ICBU-NPU/FashionGPT-70B-V1
FashionGPT-70B-V1 by ICBU-NPU is a 69 billion parameter Llama-2-70B based model, enhanced with two adapters for improved performance. It was fine-tuned using a combination of Orca-style and Samantha datasets, focusing on multi-turn conversational data. The model achieves an average score of 73.26 across ARC, HellaSwag, MMLU, and TruthfulQA benchmarks, making it suitable for general conversational AI applications.
Loading preview...
FashionGPT-70B-V1 Overview
FashionGPT-70B-V1 is a 69 billion parameter language model developed by ICBU-NPU, built upon the Llama-2-70B architecture. A key differentiator of this model is its unique training approach, which involves combining two distinct adapters with the base Llama-2-70B model. This method, which the developers claim achieves better performance than using a single adapter, will be detailed in an upcoming paper.
Key Capabilities & Training
- Adapter-based Fine-tuning: Utilizes two adapters trained with a forked QLoRA repository, allowing for efficient fine-tuning of quantized LLMs.
- Multi-turn Conversation Support: Enhanced with multi-turn conversational data support adapted from the FastChat repository, making it proficient in dialogue-based interactions.
- Diverse Training Data: Trained on a combination of datasets, including a filtered 40K subset of OpenOrca-GPT4 and airoboros-gpt4-1.4.1, alongside 6.5K cleaned samples from the Samantha dataset.

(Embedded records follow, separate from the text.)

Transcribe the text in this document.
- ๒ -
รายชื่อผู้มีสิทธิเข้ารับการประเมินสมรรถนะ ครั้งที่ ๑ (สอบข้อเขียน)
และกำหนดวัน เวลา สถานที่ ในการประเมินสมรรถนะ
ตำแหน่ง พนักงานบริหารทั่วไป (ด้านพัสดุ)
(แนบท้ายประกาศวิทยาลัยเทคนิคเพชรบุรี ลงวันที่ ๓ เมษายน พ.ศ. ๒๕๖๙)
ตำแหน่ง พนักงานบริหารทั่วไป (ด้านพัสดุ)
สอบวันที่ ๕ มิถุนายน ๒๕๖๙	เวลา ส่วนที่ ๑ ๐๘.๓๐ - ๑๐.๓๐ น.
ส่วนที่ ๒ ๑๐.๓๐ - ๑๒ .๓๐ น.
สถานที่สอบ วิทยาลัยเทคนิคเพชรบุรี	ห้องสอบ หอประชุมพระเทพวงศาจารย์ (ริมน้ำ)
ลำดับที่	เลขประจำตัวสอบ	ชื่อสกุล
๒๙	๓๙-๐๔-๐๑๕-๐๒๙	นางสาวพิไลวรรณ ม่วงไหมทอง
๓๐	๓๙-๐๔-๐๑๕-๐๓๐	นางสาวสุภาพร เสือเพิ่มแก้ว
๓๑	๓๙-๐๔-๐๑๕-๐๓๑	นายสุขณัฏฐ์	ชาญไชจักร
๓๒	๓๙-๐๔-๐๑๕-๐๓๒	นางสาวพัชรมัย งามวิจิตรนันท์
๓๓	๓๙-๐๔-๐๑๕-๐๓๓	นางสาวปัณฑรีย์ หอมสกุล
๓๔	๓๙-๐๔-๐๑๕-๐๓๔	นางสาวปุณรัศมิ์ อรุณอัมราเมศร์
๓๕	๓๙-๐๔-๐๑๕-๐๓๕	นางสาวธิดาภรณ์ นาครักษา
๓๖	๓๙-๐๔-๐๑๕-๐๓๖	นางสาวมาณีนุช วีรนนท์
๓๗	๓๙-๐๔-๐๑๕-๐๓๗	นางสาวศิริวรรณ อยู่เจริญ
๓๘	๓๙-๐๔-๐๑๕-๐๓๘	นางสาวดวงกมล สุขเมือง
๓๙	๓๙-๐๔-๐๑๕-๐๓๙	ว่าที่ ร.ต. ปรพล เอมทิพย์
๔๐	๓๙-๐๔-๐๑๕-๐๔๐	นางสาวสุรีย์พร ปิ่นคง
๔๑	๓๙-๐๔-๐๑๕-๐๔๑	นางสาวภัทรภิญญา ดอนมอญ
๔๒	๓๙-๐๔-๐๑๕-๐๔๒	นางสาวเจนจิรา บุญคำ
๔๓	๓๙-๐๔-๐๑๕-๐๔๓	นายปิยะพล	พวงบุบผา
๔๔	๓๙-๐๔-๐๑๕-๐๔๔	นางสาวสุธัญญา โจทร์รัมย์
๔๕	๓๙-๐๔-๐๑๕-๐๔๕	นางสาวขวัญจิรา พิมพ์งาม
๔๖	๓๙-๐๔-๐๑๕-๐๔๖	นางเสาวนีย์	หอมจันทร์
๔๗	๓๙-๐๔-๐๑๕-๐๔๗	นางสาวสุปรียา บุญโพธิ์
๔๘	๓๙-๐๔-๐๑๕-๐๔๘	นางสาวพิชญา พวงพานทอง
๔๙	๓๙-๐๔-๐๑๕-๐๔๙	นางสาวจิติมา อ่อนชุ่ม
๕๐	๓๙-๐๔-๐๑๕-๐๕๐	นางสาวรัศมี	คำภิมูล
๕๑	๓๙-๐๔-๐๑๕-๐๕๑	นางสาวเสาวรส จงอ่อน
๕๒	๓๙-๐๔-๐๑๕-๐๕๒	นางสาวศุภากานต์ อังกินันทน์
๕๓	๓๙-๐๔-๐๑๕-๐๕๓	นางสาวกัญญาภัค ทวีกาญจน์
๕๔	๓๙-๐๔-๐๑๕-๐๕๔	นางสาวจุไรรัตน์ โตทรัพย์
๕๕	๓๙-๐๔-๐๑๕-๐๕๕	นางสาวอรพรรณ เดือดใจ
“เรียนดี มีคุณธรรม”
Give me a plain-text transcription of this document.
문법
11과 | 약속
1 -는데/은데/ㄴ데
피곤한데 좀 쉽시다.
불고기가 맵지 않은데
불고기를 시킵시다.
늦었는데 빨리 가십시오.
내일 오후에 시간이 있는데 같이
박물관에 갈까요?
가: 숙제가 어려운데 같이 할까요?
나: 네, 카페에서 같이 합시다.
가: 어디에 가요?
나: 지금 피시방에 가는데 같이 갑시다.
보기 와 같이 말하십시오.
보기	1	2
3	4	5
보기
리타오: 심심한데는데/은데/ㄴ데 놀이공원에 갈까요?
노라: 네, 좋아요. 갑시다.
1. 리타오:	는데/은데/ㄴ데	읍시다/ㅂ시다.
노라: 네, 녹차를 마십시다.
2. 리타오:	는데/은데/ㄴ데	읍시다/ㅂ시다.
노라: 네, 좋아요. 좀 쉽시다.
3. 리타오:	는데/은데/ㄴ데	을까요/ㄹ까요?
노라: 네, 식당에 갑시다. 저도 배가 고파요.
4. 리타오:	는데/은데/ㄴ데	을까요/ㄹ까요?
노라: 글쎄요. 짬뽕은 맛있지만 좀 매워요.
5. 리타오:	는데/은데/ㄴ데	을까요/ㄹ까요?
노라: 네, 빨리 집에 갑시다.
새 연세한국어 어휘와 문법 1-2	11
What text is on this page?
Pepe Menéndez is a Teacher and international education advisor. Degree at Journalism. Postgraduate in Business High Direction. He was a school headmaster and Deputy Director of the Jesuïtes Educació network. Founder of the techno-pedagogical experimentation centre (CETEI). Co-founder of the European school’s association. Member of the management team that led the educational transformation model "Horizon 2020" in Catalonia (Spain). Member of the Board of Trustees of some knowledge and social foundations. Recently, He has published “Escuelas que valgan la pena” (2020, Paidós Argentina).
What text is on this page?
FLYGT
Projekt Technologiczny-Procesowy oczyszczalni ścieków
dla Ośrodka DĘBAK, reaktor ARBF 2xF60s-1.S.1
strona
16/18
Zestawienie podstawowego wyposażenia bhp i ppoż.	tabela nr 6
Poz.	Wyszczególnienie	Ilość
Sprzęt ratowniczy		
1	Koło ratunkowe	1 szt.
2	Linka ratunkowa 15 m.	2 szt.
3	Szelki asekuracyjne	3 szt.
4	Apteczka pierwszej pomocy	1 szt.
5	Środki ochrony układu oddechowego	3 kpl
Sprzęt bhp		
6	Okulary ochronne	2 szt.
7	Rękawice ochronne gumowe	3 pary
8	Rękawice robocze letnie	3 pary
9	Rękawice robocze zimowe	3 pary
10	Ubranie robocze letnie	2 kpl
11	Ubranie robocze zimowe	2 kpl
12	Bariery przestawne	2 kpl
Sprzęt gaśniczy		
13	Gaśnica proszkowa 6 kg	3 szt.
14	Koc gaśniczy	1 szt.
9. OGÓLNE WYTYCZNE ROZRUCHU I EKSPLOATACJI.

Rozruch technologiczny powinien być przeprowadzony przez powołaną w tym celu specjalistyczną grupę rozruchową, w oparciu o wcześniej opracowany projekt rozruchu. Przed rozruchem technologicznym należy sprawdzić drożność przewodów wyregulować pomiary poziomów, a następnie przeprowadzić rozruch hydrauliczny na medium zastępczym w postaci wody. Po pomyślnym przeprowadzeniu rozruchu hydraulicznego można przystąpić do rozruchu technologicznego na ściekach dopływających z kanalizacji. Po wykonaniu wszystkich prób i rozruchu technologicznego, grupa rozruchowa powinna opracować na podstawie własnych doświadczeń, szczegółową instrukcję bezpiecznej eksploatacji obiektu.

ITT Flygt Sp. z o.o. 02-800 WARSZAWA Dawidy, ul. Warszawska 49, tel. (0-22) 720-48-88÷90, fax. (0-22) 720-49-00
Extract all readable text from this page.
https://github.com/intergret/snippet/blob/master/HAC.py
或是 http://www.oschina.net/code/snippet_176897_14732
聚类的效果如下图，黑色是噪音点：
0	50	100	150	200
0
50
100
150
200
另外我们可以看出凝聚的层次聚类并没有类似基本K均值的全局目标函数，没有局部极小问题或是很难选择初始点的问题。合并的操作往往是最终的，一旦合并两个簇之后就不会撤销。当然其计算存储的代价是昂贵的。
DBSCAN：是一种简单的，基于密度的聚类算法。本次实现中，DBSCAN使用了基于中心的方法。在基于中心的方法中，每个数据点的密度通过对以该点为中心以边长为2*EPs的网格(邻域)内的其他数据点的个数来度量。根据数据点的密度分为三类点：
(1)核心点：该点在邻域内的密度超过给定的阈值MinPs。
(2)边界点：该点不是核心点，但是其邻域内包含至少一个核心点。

- Performance Benchmarks: Achieves competitive scores across standard benchmarks:
- ARC (25-shot): 71.08
- HellaSwag (10-shot): 87.32
- MMLU (5-shot): 70.70
- TruthfulQA (0-shot): 63.92
- Average: 73.26
Good For
- General Conversational AI: Its training on multi-turn data and diverse datasets makes it well-suited for chatbot applications and interactive dialogue systems.
- Research into Adapter Merging: Developers interested in the novel approach of combining multiple adapters for performance gains may find this model and its upcoming paper valuable.
- Applications requiring Llama-2-70B base: Benefits from the robust foundation of the Llama-2-70B model while offering specialized fine-tuning.